The cardholder is implicit β€” they have already filed the dispute when the episode begins. There is no negotiation surface where the merchant can offer a partial refund, store credit, or expedited replacement to short-circuit the chargeback. Real merchants close ~30% of disputes pre-network through such overtures.

Future work: add a negotiate_with_cardholder action with a scripted cardholder agent that responds to offers.

8. The trained checkpoint does not produce executable actions on most prompts

This is by far the most important limitation to disclose. The legitimate trained policy on the published checkpoint is the SFT-only checkpoint at 0.536 overall β€” a +0.08 absolute, +18% relative improvement over the untrained Qwen2.5-3B base (0.456). The SFT delta is uneven across difficulty bands: large gains on easy (0.286 β†’ 0.778) and medium (0.443 β†’ 0.666), regressions on hard (0.758 β†’ 0.462) and nightmare (0.336 β†’ 0.235) because 150 SFT steps under-cover the harder distribution.
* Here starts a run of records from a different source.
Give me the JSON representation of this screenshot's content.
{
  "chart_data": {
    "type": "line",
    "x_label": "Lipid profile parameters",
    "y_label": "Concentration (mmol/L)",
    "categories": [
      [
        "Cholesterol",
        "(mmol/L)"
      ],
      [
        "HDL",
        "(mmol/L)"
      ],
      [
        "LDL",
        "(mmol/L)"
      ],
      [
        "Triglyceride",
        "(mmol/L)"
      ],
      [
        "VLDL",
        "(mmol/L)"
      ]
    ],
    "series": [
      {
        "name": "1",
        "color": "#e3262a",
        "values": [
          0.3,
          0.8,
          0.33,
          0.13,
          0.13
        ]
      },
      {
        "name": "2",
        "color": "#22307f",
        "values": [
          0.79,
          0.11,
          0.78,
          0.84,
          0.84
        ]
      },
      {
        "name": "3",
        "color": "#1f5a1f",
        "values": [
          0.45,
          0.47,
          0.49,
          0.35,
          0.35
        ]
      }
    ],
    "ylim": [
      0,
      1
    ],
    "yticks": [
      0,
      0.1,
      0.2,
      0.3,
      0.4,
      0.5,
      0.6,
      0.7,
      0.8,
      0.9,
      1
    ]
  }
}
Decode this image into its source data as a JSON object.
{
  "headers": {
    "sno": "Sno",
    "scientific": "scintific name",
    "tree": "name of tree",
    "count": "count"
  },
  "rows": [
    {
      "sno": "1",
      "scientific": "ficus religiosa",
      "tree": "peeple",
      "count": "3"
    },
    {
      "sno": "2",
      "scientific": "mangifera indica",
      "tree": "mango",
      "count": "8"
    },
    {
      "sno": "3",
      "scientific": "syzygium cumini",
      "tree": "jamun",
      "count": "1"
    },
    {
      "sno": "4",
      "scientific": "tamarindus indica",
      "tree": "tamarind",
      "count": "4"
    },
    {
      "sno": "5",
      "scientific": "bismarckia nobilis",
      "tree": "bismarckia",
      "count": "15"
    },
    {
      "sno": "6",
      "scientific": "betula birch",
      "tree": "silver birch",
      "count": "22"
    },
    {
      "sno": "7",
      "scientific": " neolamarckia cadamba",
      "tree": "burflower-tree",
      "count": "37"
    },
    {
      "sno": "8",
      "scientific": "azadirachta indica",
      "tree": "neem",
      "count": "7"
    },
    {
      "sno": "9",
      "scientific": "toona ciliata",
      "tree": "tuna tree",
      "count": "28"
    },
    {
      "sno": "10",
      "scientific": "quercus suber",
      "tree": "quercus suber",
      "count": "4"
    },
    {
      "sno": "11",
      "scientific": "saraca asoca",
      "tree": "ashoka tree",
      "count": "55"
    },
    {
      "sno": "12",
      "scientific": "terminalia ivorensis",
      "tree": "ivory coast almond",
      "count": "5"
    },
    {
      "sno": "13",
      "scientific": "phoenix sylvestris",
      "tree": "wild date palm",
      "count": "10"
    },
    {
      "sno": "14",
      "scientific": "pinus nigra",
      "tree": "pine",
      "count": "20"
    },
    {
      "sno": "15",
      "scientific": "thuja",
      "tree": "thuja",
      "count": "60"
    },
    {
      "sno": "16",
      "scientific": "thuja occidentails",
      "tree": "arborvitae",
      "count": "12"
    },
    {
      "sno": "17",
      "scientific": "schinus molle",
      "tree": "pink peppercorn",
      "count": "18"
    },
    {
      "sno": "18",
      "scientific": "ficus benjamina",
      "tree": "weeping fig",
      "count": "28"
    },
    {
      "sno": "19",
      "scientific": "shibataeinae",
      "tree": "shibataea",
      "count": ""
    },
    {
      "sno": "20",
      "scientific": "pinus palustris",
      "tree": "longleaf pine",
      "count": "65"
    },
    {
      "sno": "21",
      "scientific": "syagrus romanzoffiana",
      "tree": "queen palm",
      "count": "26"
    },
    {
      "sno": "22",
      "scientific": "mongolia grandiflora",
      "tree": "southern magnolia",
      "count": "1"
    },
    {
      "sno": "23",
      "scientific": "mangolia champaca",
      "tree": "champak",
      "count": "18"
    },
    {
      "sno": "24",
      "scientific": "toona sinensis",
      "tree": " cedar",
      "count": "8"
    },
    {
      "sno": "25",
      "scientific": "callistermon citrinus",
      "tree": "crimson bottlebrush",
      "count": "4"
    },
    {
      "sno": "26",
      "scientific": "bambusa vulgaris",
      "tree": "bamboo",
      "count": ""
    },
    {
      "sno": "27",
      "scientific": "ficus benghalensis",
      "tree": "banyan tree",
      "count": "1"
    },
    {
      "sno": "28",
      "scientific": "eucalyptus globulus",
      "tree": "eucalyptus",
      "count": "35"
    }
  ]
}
After GRPO the policy emits an invalid action_type and the eval pipeline reports the heuristic-fallback score (0.8132) rather than the policy's actual on-task performance. This is documented as failure mode 3 in METHOD.md Β§3.C and SPECIFICATION_GAMING.md. The eval surface is fully transparent β€” every plotted post-step-80 value is the heuristic running through the rollout helper, not the trained model.

The four reasons this is acceptable for the current release:

  1. The headline metric for an RL benchmark environment is not "did this 3B model beat a hand-tuned heuristic?" but "does the environment exhibit a discrimination gradient that supports learning?" β€” and the four scripted policies (naive 0.000 β†’ concede_all 0.444 β†’ escalate_all 0.767 β†’ heuristic 0.813) plus the legitimate SFT delta show the gradient is real.
  2. The specification-gaming discovery is itself a research contribution. The exact failure mode (GRPO on a typed-action env with an SFT-warmstarted near-deterministic policy, plus an eval rollout helper that falls back to a competent heuristic) is not catalogued in the GRPO literature surveyed for this work.
  3. The remedy is concrete and shippable: penalise invalid actions in the rollout grader (path A), or tighten the format reward to require valid action_type (path C). See SPECIFICATION_GAMING.md Β§"Remedies".
  4. The honesty of the disclosure is itself the lesson. Eval pipelines that silently fall back to a competent policy give RL agents a way to inherit that policy's reward without producing the work β€” practitioners need to inspect a diagnostic rollout before trusting any eval score that exactly matches a baseline.

9. Single-process FastAPI, no horizontal scaling

The HF Space deployment runs a single uvicorn process. Concurrent sessions are supported (SUPPORTS_CONCURRENT_SESSIONS = True) but at scale the deployment would need a reverse proxy + worker pool. This is a deployment concern, not an environment concern.

Future work: production deployment guide with gunicorn + uvicorn workers + Redis-backed episode store.

10. No formal evaluation harness for pure-LLM-as-policy beyond the heuristic

The benchmark sweep includes scripted policies (naive, concede_all, escalate_all, heuristic) and trained checkpoints. It does not include a held-out evaluation against frontier closed-source LLMs (GPT-4o, Claude Sonnet, Gemini) used as policies via the inference fallback chain. Such results would be informative and are deferred to keep the benchmark fully reproducible without API keys.

Future work: a /benchmark/llm-sweep endpoint that runs registered providers against the headline catalog and publishes scores.


The above are intentional limitations of a first release, not unknown failure modes. Each is documented so future contributors know exactly where the most valuable extensions live.